Manajemen Freeport, katanya, menghormati surat Gubernur Papua Lukas Enembe tertanggal 19 Desember 2018 yang baru diserahkan kepada pihak eks karyawan (karyawan moker) pada pertengahan Februari 2019.

Riza menegaskan perusahaan sudah melakukan berbagai cara dan upaya menyikapi kasus mogok kerja ribuan karyawannya sejak Mei 2017, termasuk berkonsultasi dengan pihak Kementerian Tenaga Kerja dan Pengurus Pusat Serikat Pekerja Kimia, Energi dan Pertambangan (SP-KEP) SPSI di Jakarta.

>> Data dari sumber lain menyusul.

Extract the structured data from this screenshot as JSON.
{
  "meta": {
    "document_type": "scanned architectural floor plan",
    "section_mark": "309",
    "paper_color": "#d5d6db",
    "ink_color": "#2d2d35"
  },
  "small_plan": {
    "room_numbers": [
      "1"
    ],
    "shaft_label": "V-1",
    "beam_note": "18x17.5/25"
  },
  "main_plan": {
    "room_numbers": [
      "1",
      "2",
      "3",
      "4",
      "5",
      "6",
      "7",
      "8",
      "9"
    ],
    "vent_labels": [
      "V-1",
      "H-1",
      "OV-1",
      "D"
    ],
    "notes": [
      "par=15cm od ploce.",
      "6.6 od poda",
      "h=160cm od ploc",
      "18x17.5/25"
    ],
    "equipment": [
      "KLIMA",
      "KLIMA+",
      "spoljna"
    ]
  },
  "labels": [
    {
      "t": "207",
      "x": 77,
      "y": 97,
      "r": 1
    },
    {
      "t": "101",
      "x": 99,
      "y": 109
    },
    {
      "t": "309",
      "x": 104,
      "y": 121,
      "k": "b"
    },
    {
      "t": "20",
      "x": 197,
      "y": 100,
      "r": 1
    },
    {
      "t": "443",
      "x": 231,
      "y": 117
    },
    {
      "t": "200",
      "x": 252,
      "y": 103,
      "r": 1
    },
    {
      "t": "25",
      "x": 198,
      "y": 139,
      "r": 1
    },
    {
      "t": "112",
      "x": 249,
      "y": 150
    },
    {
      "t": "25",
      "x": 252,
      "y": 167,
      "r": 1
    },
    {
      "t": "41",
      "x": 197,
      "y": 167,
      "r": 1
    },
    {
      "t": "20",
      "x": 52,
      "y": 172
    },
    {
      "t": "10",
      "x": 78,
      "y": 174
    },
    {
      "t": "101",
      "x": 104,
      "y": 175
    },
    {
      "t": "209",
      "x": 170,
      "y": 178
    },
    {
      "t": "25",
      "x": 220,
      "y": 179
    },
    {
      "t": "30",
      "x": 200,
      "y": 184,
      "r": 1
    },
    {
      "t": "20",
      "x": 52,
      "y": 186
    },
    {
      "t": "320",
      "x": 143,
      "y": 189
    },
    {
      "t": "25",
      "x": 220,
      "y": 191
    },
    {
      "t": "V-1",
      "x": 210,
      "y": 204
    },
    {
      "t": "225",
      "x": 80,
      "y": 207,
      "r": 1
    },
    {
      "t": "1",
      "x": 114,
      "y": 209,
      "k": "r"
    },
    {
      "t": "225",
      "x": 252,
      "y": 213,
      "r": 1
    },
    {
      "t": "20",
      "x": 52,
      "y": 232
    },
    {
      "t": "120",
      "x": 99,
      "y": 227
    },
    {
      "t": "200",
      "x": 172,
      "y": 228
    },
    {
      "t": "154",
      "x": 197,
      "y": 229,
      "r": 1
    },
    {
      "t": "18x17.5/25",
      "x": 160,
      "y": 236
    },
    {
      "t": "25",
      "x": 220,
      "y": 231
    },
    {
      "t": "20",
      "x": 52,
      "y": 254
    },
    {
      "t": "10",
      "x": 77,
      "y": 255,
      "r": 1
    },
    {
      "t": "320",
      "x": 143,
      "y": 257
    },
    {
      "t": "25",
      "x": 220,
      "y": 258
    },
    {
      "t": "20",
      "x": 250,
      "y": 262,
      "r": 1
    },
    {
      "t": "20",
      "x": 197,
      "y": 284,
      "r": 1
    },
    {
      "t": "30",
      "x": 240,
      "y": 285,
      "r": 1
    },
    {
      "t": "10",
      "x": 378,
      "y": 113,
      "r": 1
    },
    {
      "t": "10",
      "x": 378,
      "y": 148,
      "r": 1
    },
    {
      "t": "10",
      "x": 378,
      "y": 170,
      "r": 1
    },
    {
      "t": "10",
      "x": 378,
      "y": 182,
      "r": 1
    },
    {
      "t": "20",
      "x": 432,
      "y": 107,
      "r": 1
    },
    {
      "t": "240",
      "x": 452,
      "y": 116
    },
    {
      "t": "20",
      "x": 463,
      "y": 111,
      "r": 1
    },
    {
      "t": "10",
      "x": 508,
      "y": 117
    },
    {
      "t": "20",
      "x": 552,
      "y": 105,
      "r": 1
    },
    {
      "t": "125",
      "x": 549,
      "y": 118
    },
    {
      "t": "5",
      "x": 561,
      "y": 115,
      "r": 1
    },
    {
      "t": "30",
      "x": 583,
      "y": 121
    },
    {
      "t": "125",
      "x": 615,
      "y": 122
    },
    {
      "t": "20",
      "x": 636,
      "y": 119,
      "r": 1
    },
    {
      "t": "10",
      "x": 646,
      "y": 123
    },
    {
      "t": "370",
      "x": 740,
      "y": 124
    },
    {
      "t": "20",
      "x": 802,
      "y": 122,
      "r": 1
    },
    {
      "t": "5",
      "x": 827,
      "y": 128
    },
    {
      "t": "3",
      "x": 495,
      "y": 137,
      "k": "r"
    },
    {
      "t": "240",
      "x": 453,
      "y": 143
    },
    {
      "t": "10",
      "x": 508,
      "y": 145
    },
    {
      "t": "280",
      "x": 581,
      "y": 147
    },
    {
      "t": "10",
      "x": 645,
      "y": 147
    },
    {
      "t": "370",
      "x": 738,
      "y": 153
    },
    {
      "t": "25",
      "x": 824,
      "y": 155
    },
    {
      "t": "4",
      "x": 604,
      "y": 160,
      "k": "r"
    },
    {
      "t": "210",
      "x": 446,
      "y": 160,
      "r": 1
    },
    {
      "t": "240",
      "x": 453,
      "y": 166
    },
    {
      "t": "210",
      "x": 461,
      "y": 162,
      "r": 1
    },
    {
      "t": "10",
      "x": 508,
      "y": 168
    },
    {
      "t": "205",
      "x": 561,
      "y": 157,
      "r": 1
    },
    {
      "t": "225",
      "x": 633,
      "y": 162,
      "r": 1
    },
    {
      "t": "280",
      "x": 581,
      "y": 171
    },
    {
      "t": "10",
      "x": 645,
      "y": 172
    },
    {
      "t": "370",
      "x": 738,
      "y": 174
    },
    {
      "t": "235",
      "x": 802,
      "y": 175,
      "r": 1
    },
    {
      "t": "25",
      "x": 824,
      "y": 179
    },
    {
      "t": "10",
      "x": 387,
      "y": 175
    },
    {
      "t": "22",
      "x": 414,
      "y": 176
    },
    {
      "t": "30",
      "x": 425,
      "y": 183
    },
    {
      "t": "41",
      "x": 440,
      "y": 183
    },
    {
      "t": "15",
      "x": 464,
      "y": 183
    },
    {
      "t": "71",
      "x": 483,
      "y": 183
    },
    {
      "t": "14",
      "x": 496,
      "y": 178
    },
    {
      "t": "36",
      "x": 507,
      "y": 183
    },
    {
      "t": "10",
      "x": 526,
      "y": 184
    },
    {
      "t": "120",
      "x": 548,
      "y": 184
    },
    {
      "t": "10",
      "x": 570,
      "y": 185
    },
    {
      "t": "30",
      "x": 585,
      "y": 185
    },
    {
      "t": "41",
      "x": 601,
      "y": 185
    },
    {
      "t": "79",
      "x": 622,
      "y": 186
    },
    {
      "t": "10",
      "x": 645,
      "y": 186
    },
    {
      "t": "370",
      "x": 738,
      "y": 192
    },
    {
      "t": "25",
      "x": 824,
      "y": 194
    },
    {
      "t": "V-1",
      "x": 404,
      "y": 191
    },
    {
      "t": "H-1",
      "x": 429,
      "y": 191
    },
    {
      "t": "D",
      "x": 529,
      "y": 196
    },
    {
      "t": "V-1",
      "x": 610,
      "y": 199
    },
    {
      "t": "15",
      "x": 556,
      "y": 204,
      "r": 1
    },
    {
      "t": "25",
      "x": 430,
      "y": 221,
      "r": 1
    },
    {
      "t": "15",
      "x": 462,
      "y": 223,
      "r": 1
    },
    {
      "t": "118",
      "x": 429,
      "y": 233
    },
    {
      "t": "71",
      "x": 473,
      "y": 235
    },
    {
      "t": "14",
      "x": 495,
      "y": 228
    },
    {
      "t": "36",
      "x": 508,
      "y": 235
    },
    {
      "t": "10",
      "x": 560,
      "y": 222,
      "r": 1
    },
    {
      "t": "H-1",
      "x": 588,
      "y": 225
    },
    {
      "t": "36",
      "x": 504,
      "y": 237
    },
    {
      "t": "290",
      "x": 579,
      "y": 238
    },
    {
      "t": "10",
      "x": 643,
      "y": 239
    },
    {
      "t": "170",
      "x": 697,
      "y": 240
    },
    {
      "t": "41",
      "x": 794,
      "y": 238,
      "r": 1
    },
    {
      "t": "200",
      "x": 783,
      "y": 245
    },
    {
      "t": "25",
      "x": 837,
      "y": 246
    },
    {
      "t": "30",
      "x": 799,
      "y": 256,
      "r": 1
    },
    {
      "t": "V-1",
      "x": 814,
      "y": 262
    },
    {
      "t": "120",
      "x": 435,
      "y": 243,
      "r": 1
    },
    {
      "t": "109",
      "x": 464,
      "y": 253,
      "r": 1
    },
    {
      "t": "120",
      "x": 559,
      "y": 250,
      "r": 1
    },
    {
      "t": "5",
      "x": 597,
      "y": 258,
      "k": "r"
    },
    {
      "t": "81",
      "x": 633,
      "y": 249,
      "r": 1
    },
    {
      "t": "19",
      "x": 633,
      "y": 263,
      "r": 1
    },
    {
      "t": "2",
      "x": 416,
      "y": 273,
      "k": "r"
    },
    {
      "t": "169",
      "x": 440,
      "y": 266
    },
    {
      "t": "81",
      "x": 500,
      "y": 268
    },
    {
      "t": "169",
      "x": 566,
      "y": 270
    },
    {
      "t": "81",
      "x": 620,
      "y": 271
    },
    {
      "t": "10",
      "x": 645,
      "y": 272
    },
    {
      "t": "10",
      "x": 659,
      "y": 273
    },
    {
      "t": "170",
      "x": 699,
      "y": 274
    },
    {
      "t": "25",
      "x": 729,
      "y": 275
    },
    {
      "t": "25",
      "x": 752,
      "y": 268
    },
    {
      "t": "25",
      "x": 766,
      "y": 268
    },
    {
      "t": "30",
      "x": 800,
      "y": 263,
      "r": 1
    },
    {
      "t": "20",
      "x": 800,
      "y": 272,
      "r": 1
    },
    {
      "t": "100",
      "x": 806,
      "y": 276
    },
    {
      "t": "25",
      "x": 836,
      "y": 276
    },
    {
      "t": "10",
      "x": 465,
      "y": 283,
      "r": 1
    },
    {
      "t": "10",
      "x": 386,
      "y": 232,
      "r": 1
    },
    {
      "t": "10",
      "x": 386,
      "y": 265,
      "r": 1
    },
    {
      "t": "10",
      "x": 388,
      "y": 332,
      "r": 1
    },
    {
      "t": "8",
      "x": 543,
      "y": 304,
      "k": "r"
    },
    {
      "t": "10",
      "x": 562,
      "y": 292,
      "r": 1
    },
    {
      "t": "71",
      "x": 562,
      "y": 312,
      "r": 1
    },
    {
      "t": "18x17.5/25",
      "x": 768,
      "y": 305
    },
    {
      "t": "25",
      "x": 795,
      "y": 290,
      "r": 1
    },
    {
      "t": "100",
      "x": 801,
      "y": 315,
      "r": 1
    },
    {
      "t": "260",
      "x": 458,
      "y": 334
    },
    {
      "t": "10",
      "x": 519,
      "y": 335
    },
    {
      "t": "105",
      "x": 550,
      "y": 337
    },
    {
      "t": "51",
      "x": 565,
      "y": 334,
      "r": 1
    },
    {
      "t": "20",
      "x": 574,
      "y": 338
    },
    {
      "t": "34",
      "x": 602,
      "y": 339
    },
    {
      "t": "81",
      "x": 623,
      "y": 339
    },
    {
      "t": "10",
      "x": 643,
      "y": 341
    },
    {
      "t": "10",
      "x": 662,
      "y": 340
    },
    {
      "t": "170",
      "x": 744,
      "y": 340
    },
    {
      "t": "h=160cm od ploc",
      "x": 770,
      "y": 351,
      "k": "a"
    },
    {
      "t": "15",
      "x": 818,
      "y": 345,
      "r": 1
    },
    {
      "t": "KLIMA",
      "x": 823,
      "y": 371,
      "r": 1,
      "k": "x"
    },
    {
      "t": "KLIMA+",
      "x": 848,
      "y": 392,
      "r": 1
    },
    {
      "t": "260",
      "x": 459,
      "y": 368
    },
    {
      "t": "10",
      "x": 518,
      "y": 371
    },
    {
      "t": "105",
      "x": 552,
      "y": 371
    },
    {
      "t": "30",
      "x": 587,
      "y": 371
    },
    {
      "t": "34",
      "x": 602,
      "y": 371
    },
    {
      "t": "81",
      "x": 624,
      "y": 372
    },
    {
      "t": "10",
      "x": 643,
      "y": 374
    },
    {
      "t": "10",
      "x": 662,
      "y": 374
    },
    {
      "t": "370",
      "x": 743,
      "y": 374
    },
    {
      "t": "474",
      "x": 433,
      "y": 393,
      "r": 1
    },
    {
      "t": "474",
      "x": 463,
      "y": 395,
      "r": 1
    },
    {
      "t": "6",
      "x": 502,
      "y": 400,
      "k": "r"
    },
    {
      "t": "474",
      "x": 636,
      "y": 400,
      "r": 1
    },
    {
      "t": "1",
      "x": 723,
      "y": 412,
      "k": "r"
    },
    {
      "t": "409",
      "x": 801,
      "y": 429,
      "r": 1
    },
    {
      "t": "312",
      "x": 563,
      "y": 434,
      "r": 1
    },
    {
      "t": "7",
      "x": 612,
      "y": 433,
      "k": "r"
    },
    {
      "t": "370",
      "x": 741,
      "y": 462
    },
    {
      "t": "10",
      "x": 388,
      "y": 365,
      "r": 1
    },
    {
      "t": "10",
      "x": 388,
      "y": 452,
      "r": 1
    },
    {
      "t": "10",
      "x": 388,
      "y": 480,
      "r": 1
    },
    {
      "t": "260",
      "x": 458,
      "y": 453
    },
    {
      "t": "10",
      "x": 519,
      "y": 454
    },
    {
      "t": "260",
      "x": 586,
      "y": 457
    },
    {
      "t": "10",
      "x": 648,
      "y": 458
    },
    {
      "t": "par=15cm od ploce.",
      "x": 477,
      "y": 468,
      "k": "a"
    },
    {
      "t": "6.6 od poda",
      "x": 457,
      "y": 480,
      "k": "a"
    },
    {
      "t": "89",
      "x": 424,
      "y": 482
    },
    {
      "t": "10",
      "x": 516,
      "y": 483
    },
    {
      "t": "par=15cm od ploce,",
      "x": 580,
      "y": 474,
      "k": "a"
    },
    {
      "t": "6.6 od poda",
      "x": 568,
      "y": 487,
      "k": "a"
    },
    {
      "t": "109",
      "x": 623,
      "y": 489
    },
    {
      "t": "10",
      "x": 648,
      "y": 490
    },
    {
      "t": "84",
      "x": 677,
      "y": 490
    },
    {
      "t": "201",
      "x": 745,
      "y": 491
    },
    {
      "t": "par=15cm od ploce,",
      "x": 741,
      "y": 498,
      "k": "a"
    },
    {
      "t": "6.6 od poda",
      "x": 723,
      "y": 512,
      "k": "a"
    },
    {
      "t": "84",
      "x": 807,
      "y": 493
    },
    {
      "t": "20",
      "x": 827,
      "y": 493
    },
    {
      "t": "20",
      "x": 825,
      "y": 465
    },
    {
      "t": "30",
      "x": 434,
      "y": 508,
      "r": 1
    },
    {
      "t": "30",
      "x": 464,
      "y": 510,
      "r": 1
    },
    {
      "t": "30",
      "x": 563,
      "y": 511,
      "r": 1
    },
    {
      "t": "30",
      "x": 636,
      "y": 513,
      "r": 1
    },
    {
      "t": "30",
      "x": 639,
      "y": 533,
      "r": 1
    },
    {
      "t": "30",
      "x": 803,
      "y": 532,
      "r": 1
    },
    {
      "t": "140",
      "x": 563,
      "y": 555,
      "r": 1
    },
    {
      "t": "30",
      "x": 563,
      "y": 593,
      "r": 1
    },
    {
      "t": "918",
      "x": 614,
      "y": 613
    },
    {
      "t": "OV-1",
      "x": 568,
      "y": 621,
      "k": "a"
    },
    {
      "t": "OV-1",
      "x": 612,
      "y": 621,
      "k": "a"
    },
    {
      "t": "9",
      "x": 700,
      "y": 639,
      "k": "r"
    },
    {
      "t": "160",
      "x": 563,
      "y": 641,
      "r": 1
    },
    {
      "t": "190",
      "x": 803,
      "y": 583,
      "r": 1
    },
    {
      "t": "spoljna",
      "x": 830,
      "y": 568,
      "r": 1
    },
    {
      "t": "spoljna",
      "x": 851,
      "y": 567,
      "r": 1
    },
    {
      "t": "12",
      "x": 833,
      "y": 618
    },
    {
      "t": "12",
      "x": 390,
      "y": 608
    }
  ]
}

"Berbagai pihak itu sudah menyetujui tindakan yang kita lakukan. Sebab jangka waktu yang kita berikan kepada kawan-kawan kita itu cukup lama yaitu mulai dari April hingga Desember 2017. Perusahaan juga sudah mengimbau mereka untuk bekerja kembali lewat kontraktor kita, tapi kebanyakan dari mereka tidak mau mengambil kesempatan itu. Jadi, penyelesaian melalui jalur PHI mungkin merupakan jalan terbaik," jelas Riza.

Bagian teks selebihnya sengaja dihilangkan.